The government is the single largest buyer of goods or services in the country. Through various federal and state agencies, trillions of taxpayer dollars are spent annually. This money goes to build and maintain buildings, buy and service machines, replace and refurbish items, or pay for all kinds of services.
Each tax dollar spent is done so pursuant to a contract between the government and the vendor. During the bidding, negotiation, and performance of that government contract, the vendor is required to conduct itself in a certain manner, act honestly and certify to the government that it is doing so. But with so many tax dollars at stake, many vendors take advantage of their situation.
Common frauds in connection with government contracts include the following:
Cost mischarging – a vendor overcharges the government, charges the government for costs not allowable under the contract or falsely certifies its own or its agent’s costs.

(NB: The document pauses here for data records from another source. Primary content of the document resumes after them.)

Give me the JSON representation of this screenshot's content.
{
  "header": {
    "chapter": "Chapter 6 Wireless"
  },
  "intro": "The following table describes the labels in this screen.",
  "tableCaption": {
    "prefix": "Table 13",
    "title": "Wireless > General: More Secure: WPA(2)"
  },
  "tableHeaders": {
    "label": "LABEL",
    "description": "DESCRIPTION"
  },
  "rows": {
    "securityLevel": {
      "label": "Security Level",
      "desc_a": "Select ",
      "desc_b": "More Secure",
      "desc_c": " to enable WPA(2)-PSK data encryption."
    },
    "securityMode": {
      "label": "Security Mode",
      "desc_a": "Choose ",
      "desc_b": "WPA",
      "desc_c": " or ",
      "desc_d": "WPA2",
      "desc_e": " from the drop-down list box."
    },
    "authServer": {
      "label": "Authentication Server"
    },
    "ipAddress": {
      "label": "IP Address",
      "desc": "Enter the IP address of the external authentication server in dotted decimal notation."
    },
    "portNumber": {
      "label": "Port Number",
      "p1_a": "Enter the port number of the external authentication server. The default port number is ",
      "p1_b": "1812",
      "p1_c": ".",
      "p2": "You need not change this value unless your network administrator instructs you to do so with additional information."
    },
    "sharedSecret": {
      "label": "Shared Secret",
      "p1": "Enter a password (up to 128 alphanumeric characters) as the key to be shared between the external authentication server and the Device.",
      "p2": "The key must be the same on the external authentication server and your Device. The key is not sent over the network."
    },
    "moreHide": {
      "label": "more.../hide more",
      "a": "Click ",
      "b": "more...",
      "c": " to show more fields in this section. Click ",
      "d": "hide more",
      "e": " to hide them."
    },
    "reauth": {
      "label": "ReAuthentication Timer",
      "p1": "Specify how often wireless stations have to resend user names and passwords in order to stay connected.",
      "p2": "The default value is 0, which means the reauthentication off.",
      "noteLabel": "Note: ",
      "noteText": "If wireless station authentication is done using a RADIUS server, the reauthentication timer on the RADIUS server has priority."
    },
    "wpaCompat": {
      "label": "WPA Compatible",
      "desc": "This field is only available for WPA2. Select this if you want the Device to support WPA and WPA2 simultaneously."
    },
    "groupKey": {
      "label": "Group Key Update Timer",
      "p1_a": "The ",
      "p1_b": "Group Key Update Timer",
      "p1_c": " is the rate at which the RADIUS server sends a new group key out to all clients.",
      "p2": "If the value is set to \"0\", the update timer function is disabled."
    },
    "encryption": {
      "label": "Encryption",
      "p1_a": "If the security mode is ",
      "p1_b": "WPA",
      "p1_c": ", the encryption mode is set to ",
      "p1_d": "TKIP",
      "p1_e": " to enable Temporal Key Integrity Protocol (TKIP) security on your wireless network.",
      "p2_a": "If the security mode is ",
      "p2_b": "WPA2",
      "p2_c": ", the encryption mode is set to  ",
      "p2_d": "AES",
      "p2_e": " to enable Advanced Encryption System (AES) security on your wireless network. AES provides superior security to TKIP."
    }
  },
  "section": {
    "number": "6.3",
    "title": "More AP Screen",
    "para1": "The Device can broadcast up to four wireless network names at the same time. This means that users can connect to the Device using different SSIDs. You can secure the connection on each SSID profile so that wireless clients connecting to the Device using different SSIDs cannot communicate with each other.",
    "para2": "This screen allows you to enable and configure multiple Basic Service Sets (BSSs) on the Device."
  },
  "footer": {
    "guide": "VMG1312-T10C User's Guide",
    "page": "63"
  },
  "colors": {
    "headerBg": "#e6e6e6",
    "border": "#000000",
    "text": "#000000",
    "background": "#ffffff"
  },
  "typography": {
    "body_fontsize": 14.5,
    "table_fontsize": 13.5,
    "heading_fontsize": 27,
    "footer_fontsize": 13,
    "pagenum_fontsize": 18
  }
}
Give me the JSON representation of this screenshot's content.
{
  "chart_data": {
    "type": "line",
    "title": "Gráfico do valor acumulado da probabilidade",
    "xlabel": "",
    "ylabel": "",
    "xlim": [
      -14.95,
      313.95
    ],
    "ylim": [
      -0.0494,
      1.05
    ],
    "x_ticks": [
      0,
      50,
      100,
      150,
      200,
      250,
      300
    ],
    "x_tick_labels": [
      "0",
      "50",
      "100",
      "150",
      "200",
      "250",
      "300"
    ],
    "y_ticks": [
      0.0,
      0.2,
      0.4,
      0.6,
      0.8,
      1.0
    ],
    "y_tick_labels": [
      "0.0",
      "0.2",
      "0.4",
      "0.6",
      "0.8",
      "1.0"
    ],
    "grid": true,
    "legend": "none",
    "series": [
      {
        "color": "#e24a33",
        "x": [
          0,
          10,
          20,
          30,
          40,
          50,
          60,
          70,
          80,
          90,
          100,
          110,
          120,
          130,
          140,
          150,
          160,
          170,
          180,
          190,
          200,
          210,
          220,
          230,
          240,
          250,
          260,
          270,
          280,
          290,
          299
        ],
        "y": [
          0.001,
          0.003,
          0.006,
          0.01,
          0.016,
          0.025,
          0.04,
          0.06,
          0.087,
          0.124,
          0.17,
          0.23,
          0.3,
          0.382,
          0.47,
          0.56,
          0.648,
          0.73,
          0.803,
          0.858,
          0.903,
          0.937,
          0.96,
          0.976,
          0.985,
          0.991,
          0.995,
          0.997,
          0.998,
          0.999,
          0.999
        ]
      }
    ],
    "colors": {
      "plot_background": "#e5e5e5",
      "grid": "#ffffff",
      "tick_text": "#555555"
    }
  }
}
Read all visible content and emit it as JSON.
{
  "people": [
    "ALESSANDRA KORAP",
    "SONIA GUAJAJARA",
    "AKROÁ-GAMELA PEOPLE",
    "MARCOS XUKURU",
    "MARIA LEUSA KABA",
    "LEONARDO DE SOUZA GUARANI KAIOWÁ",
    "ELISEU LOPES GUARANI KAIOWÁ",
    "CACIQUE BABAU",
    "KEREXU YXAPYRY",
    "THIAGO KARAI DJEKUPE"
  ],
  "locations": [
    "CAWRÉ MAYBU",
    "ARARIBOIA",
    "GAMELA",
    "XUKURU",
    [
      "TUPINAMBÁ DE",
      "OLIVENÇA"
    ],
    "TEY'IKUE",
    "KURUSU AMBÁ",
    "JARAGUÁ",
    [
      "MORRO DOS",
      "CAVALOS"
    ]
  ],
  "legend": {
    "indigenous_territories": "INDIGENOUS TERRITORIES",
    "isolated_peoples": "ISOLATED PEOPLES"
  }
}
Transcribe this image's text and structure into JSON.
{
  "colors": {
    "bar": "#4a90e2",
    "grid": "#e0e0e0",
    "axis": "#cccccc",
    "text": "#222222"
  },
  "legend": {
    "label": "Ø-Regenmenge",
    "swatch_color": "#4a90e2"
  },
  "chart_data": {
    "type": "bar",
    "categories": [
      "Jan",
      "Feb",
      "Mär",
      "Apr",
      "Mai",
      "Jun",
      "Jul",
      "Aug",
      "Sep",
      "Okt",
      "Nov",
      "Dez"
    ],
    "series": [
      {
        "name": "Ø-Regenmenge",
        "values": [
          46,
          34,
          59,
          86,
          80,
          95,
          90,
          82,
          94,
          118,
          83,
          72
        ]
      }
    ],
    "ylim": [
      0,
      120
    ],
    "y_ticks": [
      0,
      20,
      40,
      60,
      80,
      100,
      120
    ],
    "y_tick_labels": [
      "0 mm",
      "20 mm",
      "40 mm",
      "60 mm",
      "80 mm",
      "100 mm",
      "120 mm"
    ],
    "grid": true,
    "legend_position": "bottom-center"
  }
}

Progress payment fraud – a vendor requests payment from the government during the course of a contract and falsely certifies that it has met certain conditions in order to be entitled to payment or incurred costs that are eligible for reimbursement.
Nonconforming materials or labor – a vendor falsify states that that all the materials used or the labor employed in the project met the contract’s requirements or the vendor’s assurances.
Such unlawful conduct by government vendors can violate federal and state qui tam statutes. Given the In addition to incurring civil liability, such conduct can also expose government vendors to criminal investigation, suspension or exclusion from further business with the government.